Optimizing Agent Workflows for Modern LLMs
Writing effective agent skills requires deep knowledge of prompt engineering. With the release of advanced reasoning models like Claude 3.5 Sonnet, ChatGPT o1, and DeepSeek-V3, prompt templates must focus on structured thinking. Developers are encouraged to use XML tags (e.g., <thought>, <context>, and <rules>) to isolate execution boundaries. Standardized prompts prevent agents from suffering from context drift, ensuring that long-running tasks remain aligned with the initial system parameters.

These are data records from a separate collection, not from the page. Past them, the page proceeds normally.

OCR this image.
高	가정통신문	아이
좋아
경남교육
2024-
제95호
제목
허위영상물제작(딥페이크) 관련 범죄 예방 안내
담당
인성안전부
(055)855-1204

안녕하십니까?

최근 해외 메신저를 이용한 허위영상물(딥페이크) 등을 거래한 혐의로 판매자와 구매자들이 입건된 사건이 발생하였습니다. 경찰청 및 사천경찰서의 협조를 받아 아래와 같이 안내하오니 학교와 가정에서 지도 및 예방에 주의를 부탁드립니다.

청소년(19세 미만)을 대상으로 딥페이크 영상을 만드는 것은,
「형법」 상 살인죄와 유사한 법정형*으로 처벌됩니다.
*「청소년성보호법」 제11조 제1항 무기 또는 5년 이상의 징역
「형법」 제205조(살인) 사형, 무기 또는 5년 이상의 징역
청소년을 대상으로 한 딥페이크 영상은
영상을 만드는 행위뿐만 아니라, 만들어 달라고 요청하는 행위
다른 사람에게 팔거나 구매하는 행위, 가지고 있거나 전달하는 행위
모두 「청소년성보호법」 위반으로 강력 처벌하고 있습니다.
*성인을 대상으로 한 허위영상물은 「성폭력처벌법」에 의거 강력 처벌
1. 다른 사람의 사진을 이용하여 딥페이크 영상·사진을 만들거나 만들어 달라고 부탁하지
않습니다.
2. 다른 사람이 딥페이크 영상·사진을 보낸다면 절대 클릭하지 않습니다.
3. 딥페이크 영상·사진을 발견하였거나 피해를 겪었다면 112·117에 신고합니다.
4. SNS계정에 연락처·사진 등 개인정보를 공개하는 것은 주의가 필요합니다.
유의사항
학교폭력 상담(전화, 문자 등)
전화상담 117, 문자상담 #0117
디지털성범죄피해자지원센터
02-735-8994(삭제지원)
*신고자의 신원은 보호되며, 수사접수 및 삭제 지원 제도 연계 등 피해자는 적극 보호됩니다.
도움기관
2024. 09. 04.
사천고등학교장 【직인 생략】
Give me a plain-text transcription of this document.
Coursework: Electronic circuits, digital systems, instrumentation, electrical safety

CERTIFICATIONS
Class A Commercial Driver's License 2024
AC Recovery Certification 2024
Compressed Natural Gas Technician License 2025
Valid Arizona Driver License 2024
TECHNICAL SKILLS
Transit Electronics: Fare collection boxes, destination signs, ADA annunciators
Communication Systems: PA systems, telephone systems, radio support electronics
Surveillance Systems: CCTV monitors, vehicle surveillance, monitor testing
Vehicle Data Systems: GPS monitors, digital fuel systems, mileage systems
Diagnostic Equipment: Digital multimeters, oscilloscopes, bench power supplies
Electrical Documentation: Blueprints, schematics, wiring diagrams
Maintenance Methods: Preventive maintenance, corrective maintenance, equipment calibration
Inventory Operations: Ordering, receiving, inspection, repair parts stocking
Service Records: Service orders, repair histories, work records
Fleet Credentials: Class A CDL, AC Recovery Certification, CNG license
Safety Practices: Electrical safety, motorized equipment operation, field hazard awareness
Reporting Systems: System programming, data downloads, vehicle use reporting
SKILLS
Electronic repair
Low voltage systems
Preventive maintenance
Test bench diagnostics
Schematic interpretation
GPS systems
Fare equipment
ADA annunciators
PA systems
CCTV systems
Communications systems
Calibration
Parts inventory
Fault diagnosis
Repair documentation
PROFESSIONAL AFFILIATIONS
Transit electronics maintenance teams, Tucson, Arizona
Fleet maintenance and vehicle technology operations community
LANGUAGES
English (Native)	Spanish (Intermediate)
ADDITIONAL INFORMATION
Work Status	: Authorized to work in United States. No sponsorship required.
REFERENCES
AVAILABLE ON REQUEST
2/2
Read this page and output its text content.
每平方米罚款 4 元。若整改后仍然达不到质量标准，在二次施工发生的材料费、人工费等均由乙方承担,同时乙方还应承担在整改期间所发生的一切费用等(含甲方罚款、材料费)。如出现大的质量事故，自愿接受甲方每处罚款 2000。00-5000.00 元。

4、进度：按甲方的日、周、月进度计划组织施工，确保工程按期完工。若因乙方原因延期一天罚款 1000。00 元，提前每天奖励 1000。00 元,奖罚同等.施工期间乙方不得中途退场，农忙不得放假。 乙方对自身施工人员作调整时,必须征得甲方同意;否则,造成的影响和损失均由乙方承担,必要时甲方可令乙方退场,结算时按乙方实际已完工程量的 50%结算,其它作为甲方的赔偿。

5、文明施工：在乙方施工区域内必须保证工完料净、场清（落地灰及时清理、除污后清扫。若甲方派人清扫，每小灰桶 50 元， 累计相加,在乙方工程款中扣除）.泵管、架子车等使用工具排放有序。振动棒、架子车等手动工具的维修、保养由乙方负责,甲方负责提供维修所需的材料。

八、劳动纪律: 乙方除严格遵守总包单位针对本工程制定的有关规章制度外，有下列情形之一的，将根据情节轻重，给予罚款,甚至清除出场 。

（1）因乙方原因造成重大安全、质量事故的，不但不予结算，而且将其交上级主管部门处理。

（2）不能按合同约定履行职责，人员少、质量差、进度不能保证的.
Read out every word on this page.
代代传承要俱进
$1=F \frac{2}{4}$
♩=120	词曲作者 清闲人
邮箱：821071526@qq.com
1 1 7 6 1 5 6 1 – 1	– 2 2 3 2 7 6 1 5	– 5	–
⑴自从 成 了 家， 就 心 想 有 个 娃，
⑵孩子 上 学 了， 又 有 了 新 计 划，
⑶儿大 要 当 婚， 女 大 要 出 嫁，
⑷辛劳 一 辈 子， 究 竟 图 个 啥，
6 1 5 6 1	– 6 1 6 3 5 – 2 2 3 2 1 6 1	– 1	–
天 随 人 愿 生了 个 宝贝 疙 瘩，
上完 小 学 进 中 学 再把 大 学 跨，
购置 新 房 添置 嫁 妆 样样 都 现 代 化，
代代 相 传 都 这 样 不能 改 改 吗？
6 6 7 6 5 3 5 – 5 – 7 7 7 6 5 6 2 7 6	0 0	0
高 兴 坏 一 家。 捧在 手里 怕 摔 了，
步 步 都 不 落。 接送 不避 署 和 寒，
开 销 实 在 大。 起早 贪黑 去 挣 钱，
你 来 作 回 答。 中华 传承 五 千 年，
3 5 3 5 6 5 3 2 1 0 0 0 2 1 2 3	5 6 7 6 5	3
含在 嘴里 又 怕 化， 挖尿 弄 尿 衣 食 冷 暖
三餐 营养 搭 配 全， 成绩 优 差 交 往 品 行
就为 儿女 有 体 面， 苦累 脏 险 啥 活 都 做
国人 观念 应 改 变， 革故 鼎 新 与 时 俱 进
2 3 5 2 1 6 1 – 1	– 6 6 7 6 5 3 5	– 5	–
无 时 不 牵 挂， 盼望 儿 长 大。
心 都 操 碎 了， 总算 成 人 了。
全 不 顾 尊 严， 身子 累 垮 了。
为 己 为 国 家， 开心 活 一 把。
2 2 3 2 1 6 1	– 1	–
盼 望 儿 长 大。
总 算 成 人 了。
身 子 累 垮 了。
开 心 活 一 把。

Exploring by SOC Occupations and Creator Profiles
What makes SkillMD unique is its taxonomy. Instead of simple text search, we parse and organize files according to the Standard Occupational Classification (SOC) system. This means you can discover skills written for Computer and Mathematical roles, Business and Financial operations, Legal, Design, and and Educational Instruction fields. By tracking creator profiles, developers can study how different teams organize their custom instructions, compare version updates, and fork public configs for specialized enterprise use cases.
SkillMD operates as a high-performance index running on a fast Go backend and a highly responsive Astro SSR frontend. All search queries execute in milliseconds, featuring smart debouncing to prevent multiple API requests while keeping user data secure. Join our community of developers to standardize your AI agent instructions and optimize your LLM prompting workflows today.
Frequently Asked Questions
A practical guide to agent skills: what they are, how to inspect them, and how SkillMD helps you explore the ecosystem.